The prophets shall be ashamed, every one of them - They who before their conversion, gave themselves to such deceits, shall be ashamed of their deeds; as, after the defeat of the seven sons of the chief priest Sceva, “fear fall on them all, and the name of the Lord Jesus was magnified, and many that believed came and confessed and showed their deeds: many of them also which used curious arts brought their books together and burned them before all, and they counted the price of them, and found it fifty thousand pieces of silver. So mightily,” Luke subjoins, “grew the word of God and prevailed” Acts 19:13-20.

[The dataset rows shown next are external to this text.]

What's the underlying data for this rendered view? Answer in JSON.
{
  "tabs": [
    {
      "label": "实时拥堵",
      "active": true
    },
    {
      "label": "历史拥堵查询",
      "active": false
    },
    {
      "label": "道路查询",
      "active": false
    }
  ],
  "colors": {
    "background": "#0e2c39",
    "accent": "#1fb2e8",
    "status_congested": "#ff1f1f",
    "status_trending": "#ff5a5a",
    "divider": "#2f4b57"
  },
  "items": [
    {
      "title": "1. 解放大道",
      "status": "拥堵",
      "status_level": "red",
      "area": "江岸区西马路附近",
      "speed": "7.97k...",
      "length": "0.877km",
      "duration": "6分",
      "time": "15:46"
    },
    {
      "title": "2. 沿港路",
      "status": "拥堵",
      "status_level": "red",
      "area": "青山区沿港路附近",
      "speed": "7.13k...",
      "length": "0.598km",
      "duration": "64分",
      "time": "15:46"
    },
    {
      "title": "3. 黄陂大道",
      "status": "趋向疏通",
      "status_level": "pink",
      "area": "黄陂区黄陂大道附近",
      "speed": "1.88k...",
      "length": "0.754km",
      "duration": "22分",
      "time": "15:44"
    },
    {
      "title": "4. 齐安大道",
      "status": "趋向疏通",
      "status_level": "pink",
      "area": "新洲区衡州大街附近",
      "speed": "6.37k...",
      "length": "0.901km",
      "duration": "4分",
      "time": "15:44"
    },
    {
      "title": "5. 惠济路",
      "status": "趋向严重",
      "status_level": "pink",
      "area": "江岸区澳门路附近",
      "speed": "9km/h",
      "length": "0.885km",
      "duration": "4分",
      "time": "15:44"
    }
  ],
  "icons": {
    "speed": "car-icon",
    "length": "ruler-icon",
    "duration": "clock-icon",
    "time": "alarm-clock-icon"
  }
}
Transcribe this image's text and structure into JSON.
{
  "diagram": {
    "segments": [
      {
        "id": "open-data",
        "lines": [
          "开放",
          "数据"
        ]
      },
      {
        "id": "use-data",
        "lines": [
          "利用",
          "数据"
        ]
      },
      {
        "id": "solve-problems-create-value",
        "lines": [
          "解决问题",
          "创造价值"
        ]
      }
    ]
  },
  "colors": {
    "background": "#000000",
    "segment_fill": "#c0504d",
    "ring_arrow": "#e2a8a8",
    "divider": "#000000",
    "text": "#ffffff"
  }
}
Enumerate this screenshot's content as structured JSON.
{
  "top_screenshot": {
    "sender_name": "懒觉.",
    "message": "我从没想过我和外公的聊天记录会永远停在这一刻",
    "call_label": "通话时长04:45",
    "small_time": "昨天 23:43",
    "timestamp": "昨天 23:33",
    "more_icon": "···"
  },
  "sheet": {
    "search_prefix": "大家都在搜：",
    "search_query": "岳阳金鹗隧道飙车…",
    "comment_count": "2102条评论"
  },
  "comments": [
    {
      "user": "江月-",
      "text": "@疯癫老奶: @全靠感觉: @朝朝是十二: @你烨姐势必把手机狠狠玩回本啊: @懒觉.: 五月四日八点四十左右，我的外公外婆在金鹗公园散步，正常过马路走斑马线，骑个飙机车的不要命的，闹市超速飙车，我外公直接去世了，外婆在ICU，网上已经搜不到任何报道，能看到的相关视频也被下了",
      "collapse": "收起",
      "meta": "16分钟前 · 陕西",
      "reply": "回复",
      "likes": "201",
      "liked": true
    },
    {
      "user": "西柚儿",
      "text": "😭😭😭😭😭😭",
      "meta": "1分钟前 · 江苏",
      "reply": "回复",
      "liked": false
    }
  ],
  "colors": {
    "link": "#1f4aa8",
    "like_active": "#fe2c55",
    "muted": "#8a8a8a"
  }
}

Neither shall wear a rough garment to deceive Feigning themselves ascetics and mourners for their people, as the true prophets were in truth. The sackcloth, which the prophets wore Isaiah 20:2, was a rough garment of hair Isaiah 22:12; Jeremiah 4:8; Jeremiah 6:26, worn next to the skin 1 Kings 21:27; 2 Kings 6:30; Job 16:15, whence Elijah was known to Ahaziah, when described as “a hairy man, and girt with a girdle of leather about his loins” 2 Kings 1:8. It was a wide garment, enveloping the whole frame, and so, afflictive to the whole body. Jerome: “This was the habit of the prophets, that when they called the people to penitence, they were clothed with sackcloth.”